The trial court sustained the demurrer on the sole ground that the petitioners could not state a cause for relief because application for rehearing by the board had not been made within the time prescribed by the State Civil Service Act and prior to the filing of the petition for relief in the courts.
Section 173(c) of the Civil Service Act (Stats. 1937, p. 2085; Deering’s Gen. Laws, 1937, Act 1404) provides that within thirty days from and after receipt by him of a copy of the board’s decision, the employee or the appointing power may apply for a rehearing.
The time within which the petitioners could have applied for a rehearing' expired before the petition for the writ of mandate was filed in the superior court, and the belated application for a rehearing made in September following was ineffective. The petition for the writ of mandate was otherwise filed within the time prescribed by the Civil Service Act.
The rule that administrative remedies must be exhausted before redress may be had in the courts is established in this state. (Abelleira v. District Court of Appeal, 17 Cal. 2d 280 [109 P.2d 942, 132 A.L.R. 715], and cases cited at *200pages 292, 293, 302.) The provision for a rehearing is unquestionably such a remedy. As to the general rule, it is stated in Vandalia Railroad Co. v. Public Service Commission of Indiana, 242 U.S. 255 [37 S.Ct. 93, 61 L.Ed. 276], at page 261, that one aggrieved by the rulings of an administrative board may not complain that he has been deprived of constitutional rights if he has not availed himself of the remedies prescribed for a rectification of such rulings.

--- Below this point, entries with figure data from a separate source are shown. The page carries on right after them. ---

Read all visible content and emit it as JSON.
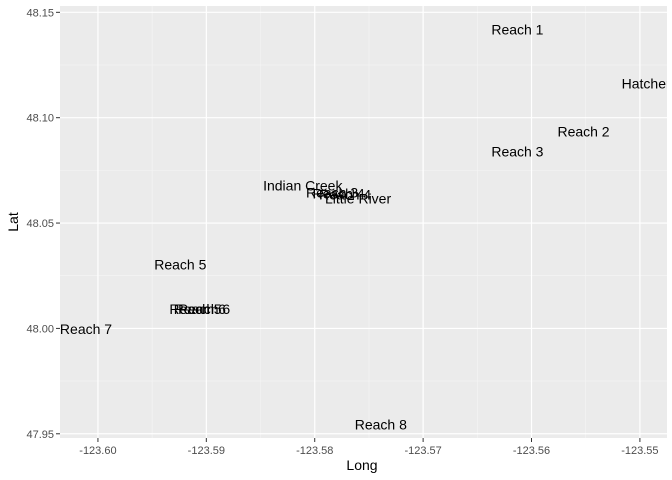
{
  "chart_data": {
    "type": "scatter",
    "title": "",
    "xlabel": "Long",
    "ylabel": "Lat",
    "xlim": [
      -123.6035,
      -123.5475
    ],
    "ylim": [
      47.948,
      48.153
    ],
    "xticks": [
      -123.6,
      -123.59,
      -123.58,
      -123.57,
      -123.56,
      -123.55
    ],
    "xtick_labels": [
      "-123.60",
      "-123.59",
      "-123.58",
      "-123.57",
      "-123.56",
      "-123.55"
    ],
    "yticks": [
      47.95,
      48.0,
      48.05,
      48.1,
      48.15
    ],
    "ytick_labels": [
      "47.95",
      "48.00",
      "48.05",
      "48.10",
      "48.15"
    ],
    "grid": true,
    "points": [
      {
        "label": "Reach 1",
        "x": -123.5613,
        "y": 48.1418
      },
      {
        "label": "Hatchery",
        "x": -123.5491,
        "y": 48.1162
      },
      {
        "label": "Reach 2",
        "x": -123.5552,
        "y": 48.0934
      },
      {
        "label": "Reach 3",
        "x": -123.5613,
        "y": 48.084
      },
      {
        "label": "Indian Creek",
        "x": -123.5811,
        "y": 48.0679
      },
      {
        "label": "Reach 3",
        "x": -123.5784,
        "y": 48.0646
      },
      {
        "label": "Reach 4",
        "x": -123.5778,
        "y": 48.0641
      },
      {
        "label": "Reach 4",
        "x": -123.5772,
        "y": 48.0636
      },
      {
        "label": "Little River",
        "x": -123.576,
        "y": 48.0617
      },
      {
        "label": "Reach 5",
        "x": -123.5924,
        "y": 48.0304
      },
      {
        "label": "Reach 5",
        "x": -123.591,
        "y": 48.0091
      },
      {
        "label": "Reach 6",
        "x": -123.5906,
        "y": 48.0091
      },
      {
        "label": "Reach 6",
        "x": -123.5902,
        "y": 48.0091
      },
      {
        "label": "Reach 7",
        "x": -123.6011,
        "y": 47.9998
      },
      {
        "label": "Reach 8",
        "x": -123.5739,
        "y": 47.9543
      }
    ]
  }
}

The petitioners ask this court to distinguish between a provision in a statute which requires the filing of a petition for rehearing before an administrative board as a condition precedent to commencing proceedings in the courts (see Carlson v. Railroad Commission, 216 Cal. 653 [15 P.2d 859]; Albin v. Railroad Commission, 216 Cal. 655 [15 P.2d 860]; Palermo Land & Water Co. v. Railroad Commission of California, 227 F. 708), and a provision such as in the present act which it is claimed is permissive only. The distinction is of no assistance to the petitioners under the rule. If a rehearing is available it is an administrative remedy to which the petitioners must first resort in order to give the board an opportunity to correct any mistakes it may have made. As noted in the Abelleira case, supra, at page 293, the rule must be enforced uniformly by the courts. Its enforcement is not a matter of judicial discretion. It is true, the Civil Service Act does not expressly require that application for a rehearing be made as a condition precedent to redress in the courts. But neither does the act expressly designate a specific remedy in the courts. So that where, as here, the act provides for a rehearing, but makes no provision for specific redress in the courts and resort to rehearing as a condition precedent, the rule of exhaustion of administrative remedies supplies the omission. The facts here alleged do not bring the case within any possible exception to the enforcement of the rule. Adherence to the rule is not excused in this case because of the bare probability, asserted long after the time had expired, that timely application for rehearing would have been denied. As suggested in Red River Broadcasting Co. v. Federal Communications Com., 98 F.2d 282, the petitioners cannot be heard to urge that there was danger of refusal of their application when they did not make the effort within the time prescribed.
We conclude that the trial court correctly determined that the petitioners were not entitled to prosecute the present pro*201eeeding because they had not first exhausted the available remedies before the State Personnel Board.
The judgment is affirmed.
Curtis, J., Edmonds, J., and Spence, J. pro tern., concurred.
Gibson, C. J., did not participate herein.